The Happy Man -- in hardcover (St. Martin's Press, '85), and in paperback (Paperjacks,'86) -- has been MIA for well over two decades; that's a long time for a classic to be ignored by publishers.

Surely it's time for a relaunch!

Perhaps Leisure's Dan D'Auria, who has a bloodhound's nose for quality meat, could be convinced to repackage and republish this sardonic slice of evil and ship it out into the cruel world once more.

If that fails, perhaps Gauntlet Press or Cemetery Dance? I'm confident The Happy Man will find himself a warm, wet publishing place eventually.

The St. Martin's Press jacket copy is a persuasive piece of macabre marketing:

The back jacket offers this compelling sinew from the novel (I have desaturated it for easier reading):

The striking jacket illustration is credited to Sam Salant.

For comparative purposes, I leave you with a late night re-run of the Paperjacks paperback:
Buon appetito!

Monday, January 12, 2009

The Inside Scoop On Happiness


I wasn't a happy camper until I got my hands on "The Happy Man".

After reading a glowing Fangoria review, I set out to snag myself a copy. Unfortunately, its publisher, Paperjacks (long defunct), did a miserable job of distributing the book, so it dropped out of sight. Years went by. Lives changed. TV shows got axed. Nightmares of not ever reading "The Happy Man" plagued me. The book was making me very un-happy.

A chance encounter on-line pointed me to a seller who was holding a mint condition copy. After paying them close to what Paperjacks probably paid Eric C. Higgs to write the damn thing, I became the proud owner of a minor horror classic.

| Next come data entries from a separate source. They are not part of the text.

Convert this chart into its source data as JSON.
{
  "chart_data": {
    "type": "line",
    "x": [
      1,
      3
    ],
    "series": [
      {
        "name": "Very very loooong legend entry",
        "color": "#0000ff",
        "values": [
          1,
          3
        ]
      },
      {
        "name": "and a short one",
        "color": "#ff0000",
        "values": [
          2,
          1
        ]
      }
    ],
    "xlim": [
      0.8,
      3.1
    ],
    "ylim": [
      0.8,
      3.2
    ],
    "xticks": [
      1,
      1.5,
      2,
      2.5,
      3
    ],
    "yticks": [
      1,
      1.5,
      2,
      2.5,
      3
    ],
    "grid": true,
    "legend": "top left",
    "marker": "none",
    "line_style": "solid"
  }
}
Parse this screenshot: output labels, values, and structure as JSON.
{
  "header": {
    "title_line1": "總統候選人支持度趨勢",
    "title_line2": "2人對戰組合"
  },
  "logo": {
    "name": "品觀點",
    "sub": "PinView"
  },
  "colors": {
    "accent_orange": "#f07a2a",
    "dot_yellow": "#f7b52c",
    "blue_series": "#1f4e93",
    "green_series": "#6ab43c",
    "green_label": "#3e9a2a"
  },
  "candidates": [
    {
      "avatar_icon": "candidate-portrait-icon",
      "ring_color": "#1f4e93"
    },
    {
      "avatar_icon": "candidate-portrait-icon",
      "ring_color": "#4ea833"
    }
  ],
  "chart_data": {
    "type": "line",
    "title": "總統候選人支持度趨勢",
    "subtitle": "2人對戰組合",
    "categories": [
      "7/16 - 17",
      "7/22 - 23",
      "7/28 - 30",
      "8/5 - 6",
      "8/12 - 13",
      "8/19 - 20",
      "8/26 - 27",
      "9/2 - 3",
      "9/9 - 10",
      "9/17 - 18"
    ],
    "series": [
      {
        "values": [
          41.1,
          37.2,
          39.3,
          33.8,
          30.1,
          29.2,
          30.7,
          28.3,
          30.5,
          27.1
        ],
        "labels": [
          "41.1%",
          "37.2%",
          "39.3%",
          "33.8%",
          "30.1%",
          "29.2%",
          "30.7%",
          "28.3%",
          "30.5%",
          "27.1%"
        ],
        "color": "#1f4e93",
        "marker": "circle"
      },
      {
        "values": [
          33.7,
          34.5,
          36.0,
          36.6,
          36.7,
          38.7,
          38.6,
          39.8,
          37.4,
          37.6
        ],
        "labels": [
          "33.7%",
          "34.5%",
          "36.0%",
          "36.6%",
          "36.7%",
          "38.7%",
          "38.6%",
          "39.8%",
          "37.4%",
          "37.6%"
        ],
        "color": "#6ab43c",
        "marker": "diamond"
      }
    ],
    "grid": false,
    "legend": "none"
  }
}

The book hooked me instantly with this: "The Marshes rotted in their house two full days before they were discovered by a delivery man from Sparklett's."

I never looked back. Sick humor and ghastly horror. Perfect.

"The Happy Man" of the title finds a grotesque brand of happiness when he is plunged into a strange, suburban world of perversion, mutilation and murder.

Eric C. Higgs might well be the unsung Albert Camus of horror. His trim little novel, which is perfect at 166 pages, is a masterpiece of humor, horror, subtlety and menace.

Originally published by St. Martin's Press in '85 (hardback, I presume), the Paperjacks edition is April, '86.

It's not speculating too wildly to say that the book's terrible cover may have contributed to its market demise.

Dropping the "C" from his name, Eric Higgs' returned in '87 with "Doppelganger". A St. Martin's Press paperback, it has a stronger supernatural slant and opens with a smart quote from von Schiller: "What the inner voice says will not disappoint the hoping soul."

Higgs' opening paragraph is funny and horrible at the same time: "The shove sent Mr. Sam tripping backward, arms flailing wildly. His ankles hit against the service island's curb and he started going down, right between the pumps for unleaded and unleaded supreme..."

"Doppelganger" was never going to rise to the level of brilliance accorded "The Happy Man", but it's not too shabby, either. Grisly. Grotesque. Odd. It's all that and more.

Where is Eric Higgs now? I don't know. Was he sent to Coventry by his competition? Did he retire with the non-profits of his only two horror novels?

This inquiring mind would like to know.

There is a fresh simplicity in Mr. Higgs' language, a sense that there's no disconnect between what he's thinking and what he's writing. He's giving us the bloodied truth. That makes him important.

I'm very happy that I discovered Eric C. Higgs , but his long absence from the genre is starting to chip away at my happiness.